Я сделала несколько шагов по направлению к кровати. Пододвинула стул и села, потом взяла его за руку.
— Эй, — позвала я.
— Эй, — сказал он в ответ. Потом ничего.
— Как ты себя чувствуешь? — спросила я.
— Нормально, — сказал он. — Я не знаю.
— Не знаешь что? — спросила я. Я смотрела на его руку, потому что не хотела смотреть на лицо, ослепленное повязкой. Айзек грыз ногти, и я увидела немного крови возле кутикул.
— Она ни разу не пришла, — сказал он. — Я хочу сказать, мы были вместе четырнадцать месяцев. Четырнадцать месяцев это долгий срок. Господи, как больно-то. — Айзек отпустил мою руку, чтобы нащупать грушу, нажатие на которую посылает к тебе волну наркотиков.
Медсестра, закончив с повязками, повернулась к Айзеку.
— Прошел только день, Айзек, — сказала она слегка покровительски. — Дай себе время выздороветь. И четырнадцать месяцев это не так много, по большому счету. Ты только начинаешь жить, приятель. Увидишь.
Медсестра вышла.
— Ее уже нет?
Я кивнула, но потом поняла, что он не мог этого видеть.
— Ага, — подтвердила я.
— Я увижу? Серьезно?

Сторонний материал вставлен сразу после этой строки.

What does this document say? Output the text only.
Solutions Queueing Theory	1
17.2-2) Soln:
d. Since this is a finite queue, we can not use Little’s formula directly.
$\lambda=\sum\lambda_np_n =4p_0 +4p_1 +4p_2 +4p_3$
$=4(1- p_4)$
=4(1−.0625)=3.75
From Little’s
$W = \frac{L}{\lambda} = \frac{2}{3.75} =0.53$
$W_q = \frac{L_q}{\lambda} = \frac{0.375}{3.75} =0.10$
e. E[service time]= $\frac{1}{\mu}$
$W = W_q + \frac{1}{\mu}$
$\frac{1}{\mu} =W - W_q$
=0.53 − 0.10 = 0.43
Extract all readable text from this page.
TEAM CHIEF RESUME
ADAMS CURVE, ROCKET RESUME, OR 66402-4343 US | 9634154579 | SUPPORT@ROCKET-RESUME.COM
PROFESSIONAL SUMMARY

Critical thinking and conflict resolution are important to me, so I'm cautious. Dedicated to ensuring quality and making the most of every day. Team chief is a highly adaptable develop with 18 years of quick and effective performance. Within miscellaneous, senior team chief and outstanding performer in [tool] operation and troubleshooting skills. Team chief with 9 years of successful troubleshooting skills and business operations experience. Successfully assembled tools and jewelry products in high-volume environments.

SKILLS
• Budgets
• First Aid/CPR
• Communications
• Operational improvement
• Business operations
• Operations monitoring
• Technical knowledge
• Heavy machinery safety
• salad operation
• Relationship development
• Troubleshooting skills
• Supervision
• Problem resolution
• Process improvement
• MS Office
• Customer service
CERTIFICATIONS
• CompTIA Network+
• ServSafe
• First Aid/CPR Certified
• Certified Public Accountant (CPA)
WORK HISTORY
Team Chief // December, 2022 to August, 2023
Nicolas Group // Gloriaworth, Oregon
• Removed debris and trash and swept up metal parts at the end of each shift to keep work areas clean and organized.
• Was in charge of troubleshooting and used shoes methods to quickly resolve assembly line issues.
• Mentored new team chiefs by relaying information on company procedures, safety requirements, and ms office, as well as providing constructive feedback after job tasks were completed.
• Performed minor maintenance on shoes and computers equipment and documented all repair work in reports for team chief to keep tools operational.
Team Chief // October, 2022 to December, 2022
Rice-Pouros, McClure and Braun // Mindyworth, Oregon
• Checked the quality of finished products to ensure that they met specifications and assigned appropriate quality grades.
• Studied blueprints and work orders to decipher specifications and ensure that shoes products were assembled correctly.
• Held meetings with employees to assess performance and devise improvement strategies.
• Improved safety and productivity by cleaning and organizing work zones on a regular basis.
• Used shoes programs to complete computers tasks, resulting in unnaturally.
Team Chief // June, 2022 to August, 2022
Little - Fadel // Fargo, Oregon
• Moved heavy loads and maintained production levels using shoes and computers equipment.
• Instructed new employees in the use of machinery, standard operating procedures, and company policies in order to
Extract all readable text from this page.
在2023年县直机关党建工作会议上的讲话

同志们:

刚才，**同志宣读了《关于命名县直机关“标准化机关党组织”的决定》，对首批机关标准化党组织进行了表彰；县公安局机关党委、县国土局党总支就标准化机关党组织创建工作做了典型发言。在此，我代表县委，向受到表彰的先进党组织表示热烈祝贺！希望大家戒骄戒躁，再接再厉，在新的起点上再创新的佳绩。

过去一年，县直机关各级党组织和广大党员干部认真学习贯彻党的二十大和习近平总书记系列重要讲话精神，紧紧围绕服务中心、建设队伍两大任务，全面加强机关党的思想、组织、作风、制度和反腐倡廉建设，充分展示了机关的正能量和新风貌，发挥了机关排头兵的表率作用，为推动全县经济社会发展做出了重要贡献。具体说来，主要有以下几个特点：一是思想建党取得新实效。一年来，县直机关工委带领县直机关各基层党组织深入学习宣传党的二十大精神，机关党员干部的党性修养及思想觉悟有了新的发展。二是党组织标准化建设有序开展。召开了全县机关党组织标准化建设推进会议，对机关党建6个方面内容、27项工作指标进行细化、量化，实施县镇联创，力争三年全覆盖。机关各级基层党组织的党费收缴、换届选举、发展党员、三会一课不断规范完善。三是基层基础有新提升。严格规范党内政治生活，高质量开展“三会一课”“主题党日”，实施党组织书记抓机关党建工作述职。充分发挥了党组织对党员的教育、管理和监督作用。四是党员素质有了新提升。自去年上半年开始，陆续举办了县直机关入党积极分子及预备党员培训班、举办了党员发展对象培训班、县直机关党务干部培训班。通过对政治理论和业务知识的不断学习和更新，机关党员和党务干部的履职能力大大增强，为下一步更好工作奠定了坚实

Она действительно так сказала?
— Качества хорошей медсестры, поехали, — сказала я.
— Первое: не напоминает о твоей беспомощности, — сказал Айзек.
— Второе: берет кровь с первой попытки, — сказала я.
— Точно, это охренеть как важно. Мне всегда кажется, что они спутали мою руку с мишенью для игры в дартс. Третье: никакой снисходительности.
— Как ты поживаешь, дорогуша? — сказала я сахарным голосом. — Сейчас я уколю тебя иголочкой. Ничего страшного, будто комарик укусит.
— Неужели моей лапулечке бо-бо? — подхватил он. Но через секунду сказал: — На самом деле, есть много добрых. Но мне чертовски хочется убраться отсюда.
— Отсюда — в смысле из больницы?
— И это тоже, — сказал он. Его губы сжались. Я прямо видела боль. — Честное слово, я до хрена больше думаю о Монике, чем о моих глазах. Я сошел с ума? Точно, сошел.
— Немного помешался, — подтвердила я.
— Но я верю в настоящую любовь, понимаешь? Я не верю в то, что всем дано быть зрячими или здоровыми и все такое, но все обязаны встретить настоящую любовь, и длиться она должна, по крайней мере, пока длится твоя жизнь.
— Да, — сказала я.
— Иногда мне просто хочется, чтобы всего этого не случилось. Всей этой раковой фигни. — Его речь замедлялась. Лекарства действовали.
— Мне жаль, — сказала я.
— Гас заходил до тебя. Он был здесь, когда я очнулся. Не пошел на учебу. Он… — Его голова немного повернулась в сторону. — Мне лучше, — тихо сказал он.
— Меньше болит? — спросила я. — Он слегка кивнул.
— Хорошо, — сказала я. А затем, как настоящая сволочь, спросила: «Ты что-то говорил о Гасе?», но он уже отключился.
Я спустилась в крошечный сувенирный магазин без окон и спросила дряхлую продавщицу, сидящую на табуретке у кассы, какие цветы пахнут сильнее всего.
— Они все одинаково пахнут. Их обрызгивают СуперАроматом, — ответила она.
— Серьезно?
— Да, их просто обливают им.
Я открыла холодильник слева от кассы и понюхала несколько роз, а затем склонилась над гвоздиками. Запах тот же, зато их больше. Гвоздики были дешевле, так что я взяла десяток желтых. Они стоили четырнадцать долларов. Я вернулась в палату; его мать была там, держала его за руку. Она была молодой и очень симпатичной.